La chronique n°10

Quand le schtroumpf émergent devient hargneux et grossier :

«OUVRE BIEN TA BOUCHE ET FAIS OH!
BRAVO C’EST BIEN. MAINTENANT JE TE PISSE DEDANS!
ET SURTOUT NE ME RÉPONDS PAS. »

Ceci est le mail que m’a envoyé un schtroumpf après lecture de ma précédente chronique. Il provient de l’adresse mail : contact@wallpapersbyartists.com qui, après recherche sur Internet, s’avère être une entreprise privée produisant des «papiers peints d’artistes». Entreprise située à Dijon et dont le schtroumpf gérant, auteur probable de ce mail, est aussi professeur à l’École Nationale Supérieure des Beaux-Arts de cette même ville.

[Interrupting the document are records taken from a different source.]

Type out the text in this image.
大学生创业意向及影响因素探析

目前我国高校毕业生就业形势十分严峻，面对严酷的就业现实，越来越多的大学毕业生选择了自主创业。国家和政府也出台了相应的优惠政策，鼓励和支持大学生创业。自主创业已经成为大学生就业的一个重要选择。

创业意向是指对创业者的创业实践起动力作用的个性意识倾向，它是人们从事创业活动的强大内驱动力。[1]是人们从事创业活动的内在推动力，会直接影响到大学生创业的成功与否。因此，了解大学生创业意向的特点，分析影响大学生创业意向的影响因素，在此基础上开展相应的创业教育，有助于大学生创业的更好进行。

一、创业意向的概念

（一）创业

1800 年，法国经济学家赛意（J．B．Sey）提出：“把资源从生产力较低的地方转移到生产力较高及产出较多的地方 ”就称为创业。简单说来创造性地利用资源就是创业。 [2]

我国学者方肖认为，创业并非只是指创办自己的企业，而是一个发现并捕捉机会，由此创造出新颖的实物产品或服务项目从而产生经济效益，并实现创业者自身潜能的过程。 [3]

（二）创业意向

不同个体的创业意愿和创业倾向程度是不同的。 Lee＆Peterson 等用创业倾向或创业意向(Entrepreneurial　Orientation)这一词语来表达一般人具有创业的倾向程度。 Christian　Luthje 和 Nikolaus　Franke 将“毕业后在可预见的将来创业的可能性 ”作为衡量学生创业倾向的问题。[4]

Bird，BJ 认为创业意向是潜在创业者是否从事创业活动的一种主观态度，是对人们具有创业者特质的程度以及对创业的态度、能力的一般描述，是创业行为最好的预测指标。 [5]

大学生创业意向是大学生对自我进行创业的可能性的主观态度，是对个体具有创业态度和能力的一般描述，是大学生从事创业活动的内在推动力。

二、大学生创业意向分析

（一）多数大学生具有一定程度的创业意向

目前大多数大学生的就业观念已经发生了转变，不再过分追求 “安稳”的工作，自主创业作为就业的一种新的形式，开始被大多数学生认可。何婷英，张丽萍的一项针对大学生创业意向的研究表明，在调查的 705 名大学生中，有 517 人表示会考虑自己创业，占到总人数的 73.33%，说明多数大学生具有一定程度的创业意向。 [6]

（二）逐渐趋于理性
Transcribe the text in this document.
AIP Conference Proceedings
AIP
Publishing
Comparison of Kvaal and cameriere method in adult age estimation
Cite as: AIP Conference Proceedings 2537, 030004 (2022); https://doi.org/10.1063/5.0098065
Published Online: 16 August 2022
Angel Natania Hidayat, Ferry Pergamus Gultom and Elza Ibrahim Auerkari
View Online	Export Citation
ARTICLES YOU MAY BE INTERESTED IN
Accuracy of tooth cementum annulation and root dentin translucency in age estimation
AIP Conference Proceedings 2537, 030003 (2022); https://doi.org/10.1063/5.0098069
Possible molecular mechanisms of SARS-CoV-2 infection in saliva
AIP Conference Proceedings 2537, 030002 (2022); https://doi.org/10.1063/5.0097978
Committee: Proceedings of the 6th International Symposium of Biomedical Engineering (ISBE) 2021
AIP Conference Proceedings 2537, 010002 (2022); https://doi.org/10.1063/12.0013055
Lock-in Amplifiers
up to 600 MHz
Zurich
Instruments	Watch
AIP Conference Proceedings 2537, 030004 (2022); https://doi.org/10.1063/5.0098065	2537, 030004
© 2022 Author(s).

Ce que l’on découvre en outre, c’est que, Parmi les 5 ou 6 artistes créateurs de ces «wall papers» (le schtroumpf parle américain de préférence), il y a, je vous le donne en mille … Olivier Mosset !

J’ignorais tout à fait que notre Mosset national s’adonnait aussi, en plus de la motocyclette, au plaisir du papier peint monochrome, mais cette révélation me permet de comprendre la bouffée hargneuse de ce schtroumpf éditeur de «contemporary art wall paper», quand il voit que dans ma chronique je lui casse son fond de commerce en ridiculisant son artiste vedette.

J’ai reçu des centaines de réactions élogieuses et enthousiastes de lecteurs de mes dernières chroniques et de visiteurs du site que j’ai dédié au schtroumpf émergent. Je n’ai reçu que deux réactions de schtroumpfs : la première venant des auteurs du tas de bois et qui a fait le sujet de ma chronique n° 9, et puis celle-ci qui vient de l’éditeur de papier peint… Sa violence mesure la dangerosité de cette petite frappe, tortionnaire coutumier du sens, au service d’une gestapo culturelle sentant venir sa débâcle. On imagine également la monstrueuse crétinerie de cette élite culturelle s’achetant du papier monochrome signé Mosset pour tapisser ses murs et affirmer ainsi sa supériorité sur son prochain….

Dijon , capitale historique de la moutarde… est devenue maintenant capitale de la schtroumpferie artistique émergente à l’international, avec son « Consortium » qui est sans doute le lieu d’art le plus terrifiant de ce pays ; avec son FRAC Bourgogne qui est l’un des plus artistiquement anorexiques de France ; avec son école des Beaux Arts des plus sternutatoires ; avec sa galerie Triple V, son Athéneum, ses Editions « Presses du réel », etc. On se demande pourquoi cette jolie petite ville est frappée d’une telle malédiction artistique, plutôt que Montauban, Limoges ou Poitiers ?

Pour comprendre les raisons profondes de cette inhumanité artistique dominante et proliférante y compris dans nos provinces , je vous conseille de lire l’essai récemment paru aux Editions Gallimard, de François Chevallier, critique d’art et de cinéma, ex –directeur des « Chroniques de l’art vivant » . Ce livre est intitulé «La société du mépris de soi – De l’Uninoir de Duchamp aux suicidés de France-Télécom».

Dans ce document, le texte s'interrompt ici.